Many enterprise WebSphere systems use topologies that share Java Virtual Machine (JVM) clusters with both mission-critical core applications and client applications. Learn about three alternate topologies based on WebSphere Application Server Network Deployment (ND) that you can implement to prevent costly system instability and downtime.
A large WebSphere system can have hundreds of Java Virtual Machine (JVM) instances running on more than a dozen physical servers at multiple data centers. To simplify administration and management, many companies employ an infrastructure where numerous client applications share the same JVM cluster with a large, mission-critical enterprise application that they contact for a service or data. However, this architectural model can raise a pronounced risk for a company in terms of the system’s overall stability. Because both the client applications and the enterprise application run on a single clustered JVM, a glitch in one system can affect all of the systems. The system downtime that follows any such failure — and the time it takes to isolate the problem — can adversely affect a company’s bottom line and customer satisfaction.
To help WebSphere system and application professionals avoid such potential stability pitfalls, we discuss three architectural solutions that use topologies based on WebSphere Application Server Network Deployment (ND) and show how you can achieve high resiliency and high stability for your enterprise WebSphere systems. For each solution, we highlight the challenges you may encounter and the factors you should consider when planning the design and implementation of the infrastructure.
Before discussing the challenges you face in choosing the topology to best support and enhance the stability of your WebSphere systems, we take a moment to define our terms in this discussion. By “core application,” we mean a large mission-critical enterprise Java EE application or application suite that executes within the Java EE containers provided by a dedicated WebSphere Application Server system. A “client application” is a Java EE application that typically requests services from the core application. “WebSphere infrastructure” refers to a physical server, such as an IBM midrange server, and other related hardware and system software, such as the operating system software and WebSphere Application Server system software.
The challenge
In order to support composite applications in a service-oriented architecture (SOA), an IT infrastructure centered on WebSphere must expand the interconnectivity among WebSphere systems that include a Java EE application and WebSphere infrastructure, and which are interconnected with non-WebSphere systems.
In terms of a system’s computing roles, this interconnectivity can be mutual, transitive, and/or reversible. For example, WebSphere system A may be the client of WebSphere system B (i.e., system A depends on mutual interconnection with system B for the fulfillment of a service). The service provider role is both mutual and transitive when system A depends on system B for a service, and system B depends on system C to provide the service that system A needs. This client and server relationship can be reversed when system A is providing a service to system B.

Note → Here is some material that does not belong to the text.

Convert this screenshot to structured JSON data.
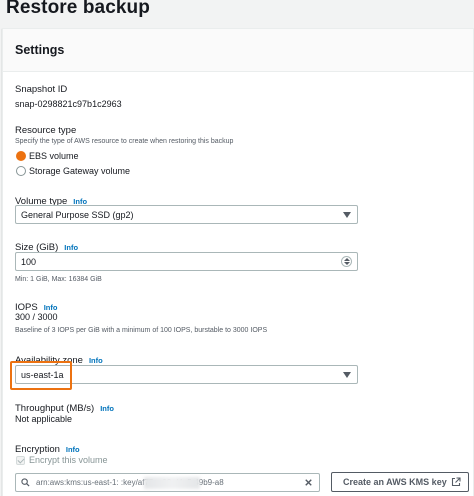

Figure 1 shows some of the dependencies of a typical SOA, where customer-facing Application A — executing on WebSphere server A — serves as a client to request account information from Application B (which is running on WebSphere server B). Likewise, Application A serves as client when requesting customer information from Application C residing on WebSphere server C. Conversely, the customer-facing Application A could provide update services to Application B on account information and to Application C on customer data.

|
Figure 1. A typical service-oriented architecture (click image to enlarge)
|
When there are hundreds of such relationships and interconnections existing among your critical WebSphere applications – and the client applications provide services to and obtain services from your core application — the overall WebSphere infrastructure can become fragile if its design does not address these complex relationships. The stability risk inherent in this type of WebSphere system manifests itself in four key ways:
-
Production failure. A change to one system’s application code, or one system’s infrastructure configuration, could destabilize the JVM or the JVM cluster of the entire core application (which contains a large number of clients). This type of production failure arguably is the most damaging to a company because of its widespread consequences.
-
Problem isolation. Because of the heavy traffic within a multiclient WebSphere infrastructure and the high number of potential problem sources, it is often difficult or impossible to detect a problem, isolate it, and resolve it. This challenge can drastically delay the resolution of the problem and the restoration of service.
-
Associated complexity in the design, implementation, maintenance, and on-going support for both client applications and the core application. For example, an application fix that changes the session management characteristics of one client application may become a bug in another client application that shares the same JVM and JVM cluster within the core application. The fix could significantly increase the number of active sessions and thus prohibit the other application from creating an adequate number of sessions at peak time. This type of situation is often very hard to diagnose because different development teams and business groups may not be aware of the other’s changes.
-
An inability to adequately stress test. The more systems there are, the more difficult it is to effectively simulate the richness of the traffic patterns involved in the application environment. The variety of the load mix is also difficult to reproduce, so a stress test may not expose an application defect or system anomaly.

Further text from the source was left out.